Ivacaftor (Kalydeco) is a new medicine for the treatment of patients with cystic fibrosis and the G551D  mutation in the CFTR gene.   It has been made available to patients in England although it has not been appraised by the National Institute for Health and Care Excellence (NICE).  In Scotland it was appraised by the Scottish Medicines Consortium (SMC) and  was not recommended for use. It has been subsequently funded by a new mechanism set up by the Scottish Government to respond to orphan medicines.

In Wales, Kalydeco was appraised by the All Wales Medicines Strategy Group (AWMSG) on 8 May 2013, concluding a process which commenced when they first made contact with Vertex, the manufacturer of Kalydeco, in July 2011 and requested their engagement in the AWMSG appraisal process.  Following the appraisal of Kalydeco on  8 May, and at a meeting  held in public, AWMSG announced their advice to me  was  to not recommend Kalydeco for use in NHS Wales. Although it will normally be  a further 10 days or so before I receive the written advice from AWMSG, as they must now allow time for appeals to be lodged, I have decided to issue this statement to clarify the way forward. 
AWMSG’s advice in relation to Kalydeco will have taken into account issues of cost effectiveness and available clinical trial data.  Given that data is limited, and costs are high – at some £180,000 per patient per year, these are very proper considerations.  Issues of equity in this case, however, lead me to conclude that a way must be found to provide Kalydeco within NHS Wales for those eligible patients with cystic fibrosis.  I am currently advised that there are in the region of 13 eligible patients in Wales and I confirm Kalydeco will be available for these individuals.   Work on the detail of its introduction  is now underway.
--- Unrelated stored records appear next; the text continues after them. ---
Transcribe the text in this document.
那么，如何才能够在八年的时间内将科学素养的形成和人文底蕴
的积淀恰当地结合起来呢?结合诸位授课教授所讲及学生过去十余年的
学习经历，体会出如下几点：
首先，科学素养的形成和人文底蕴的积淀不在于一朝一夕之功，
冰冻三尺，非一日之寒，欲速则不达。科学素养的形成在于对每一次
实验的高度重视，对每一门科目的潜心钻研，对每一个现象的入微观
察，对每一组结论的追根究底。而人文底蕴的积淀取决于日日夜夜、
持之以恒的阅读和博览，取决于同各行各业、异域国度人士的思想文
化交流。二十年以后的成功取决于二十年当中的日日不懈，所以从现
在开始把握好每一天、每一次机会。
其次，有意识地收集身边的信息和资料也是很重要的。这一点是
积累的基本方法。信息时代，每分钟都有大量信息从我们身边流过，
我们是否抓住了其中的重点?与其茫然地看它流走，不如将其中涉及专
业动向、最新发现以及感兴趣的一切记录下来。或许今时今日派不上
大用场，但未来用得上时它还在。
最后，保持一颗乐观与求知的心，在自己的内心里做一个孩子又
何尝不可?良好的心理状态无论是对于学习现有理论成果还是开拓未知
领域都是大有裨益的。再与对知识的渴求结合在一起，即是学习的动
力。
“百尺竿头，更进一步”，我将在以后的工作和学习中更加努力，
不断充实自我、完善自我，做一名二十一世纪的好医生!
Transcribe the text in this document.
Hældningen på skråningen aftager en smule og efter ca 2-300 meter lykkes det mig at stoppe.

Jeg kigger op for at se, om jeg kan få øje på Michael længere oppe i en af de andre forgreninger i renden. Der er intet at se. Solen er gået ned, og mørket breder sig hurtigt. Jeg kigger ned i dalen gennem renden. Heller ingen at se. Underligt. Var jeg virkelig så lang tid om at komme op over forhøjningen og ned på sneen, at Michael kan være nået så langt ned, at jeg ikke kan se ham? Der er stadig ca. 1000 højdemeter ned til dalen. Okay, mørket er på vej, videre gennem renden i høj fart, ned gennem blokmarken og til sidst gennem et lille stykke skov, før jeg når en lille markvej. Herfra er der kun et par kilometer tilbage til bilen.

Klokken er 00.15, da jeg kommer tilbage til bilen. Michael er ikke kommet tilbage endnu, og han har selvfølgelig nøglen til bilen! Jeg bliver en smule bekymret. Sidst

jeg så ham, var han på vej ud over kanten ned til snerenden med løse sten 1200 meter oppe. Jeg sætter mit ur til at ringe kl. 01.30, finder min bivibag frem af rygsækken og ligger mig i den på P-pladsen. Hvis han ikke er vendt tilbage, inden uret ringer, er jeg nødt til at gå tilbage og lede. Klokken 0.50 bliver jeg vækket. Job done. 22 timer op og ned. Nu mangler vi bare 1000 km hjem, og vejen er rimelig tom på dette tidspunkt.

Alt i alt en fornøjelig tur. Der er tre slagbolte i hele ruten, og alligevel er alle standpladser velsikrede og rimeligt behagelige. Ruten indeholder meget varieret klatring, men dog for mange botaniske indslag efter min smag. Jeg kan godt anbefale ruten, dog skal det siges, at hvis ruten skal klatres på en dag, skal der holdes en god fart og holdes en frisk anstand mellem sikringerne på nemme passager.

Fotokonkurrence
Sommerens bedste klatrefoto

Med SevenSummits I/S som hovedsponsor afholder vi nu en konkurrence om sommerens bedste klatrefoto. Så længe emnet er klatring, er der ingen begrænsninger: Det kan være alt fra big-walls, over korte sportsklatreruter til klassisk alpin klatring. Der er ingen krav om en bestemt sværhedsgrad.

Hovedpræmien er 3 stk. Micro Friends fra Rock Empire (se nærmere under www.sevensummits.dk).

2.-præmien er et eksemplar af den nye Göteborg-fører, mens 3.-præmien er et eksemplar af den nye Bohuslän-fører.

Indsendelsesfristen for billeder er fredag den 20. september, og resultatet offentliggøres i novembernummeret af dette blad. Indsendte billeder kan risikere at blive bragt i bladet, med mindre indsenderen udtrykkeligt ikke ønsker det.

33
In the future there will be other medicines which fall into the category of orphan and ultra orphan status and I need to ensure our appraisal process in Wales can effectively evaluate them.  I have therefore  asked the Chief Pharmaceutical Officer to set up a review  [involving all relevant interests] of our appraisal process to deal with these new, innovative medicines for rare diseases. I will report back to the National Assembly on progress as it becomes available.

Lastly, I would like commend the work of the AWMSG, its subgroups and staff who continue to provide advice in an effective, efficient and transparent manner to  Welsh Ministers on new medicines, strategic medicines management and prescribing.  The AWMSG health technology appraisal process has an international recognition for operating a robust and transparent appraisal process to effectively manage  access to new, effective and safe medicines for patients in Wales.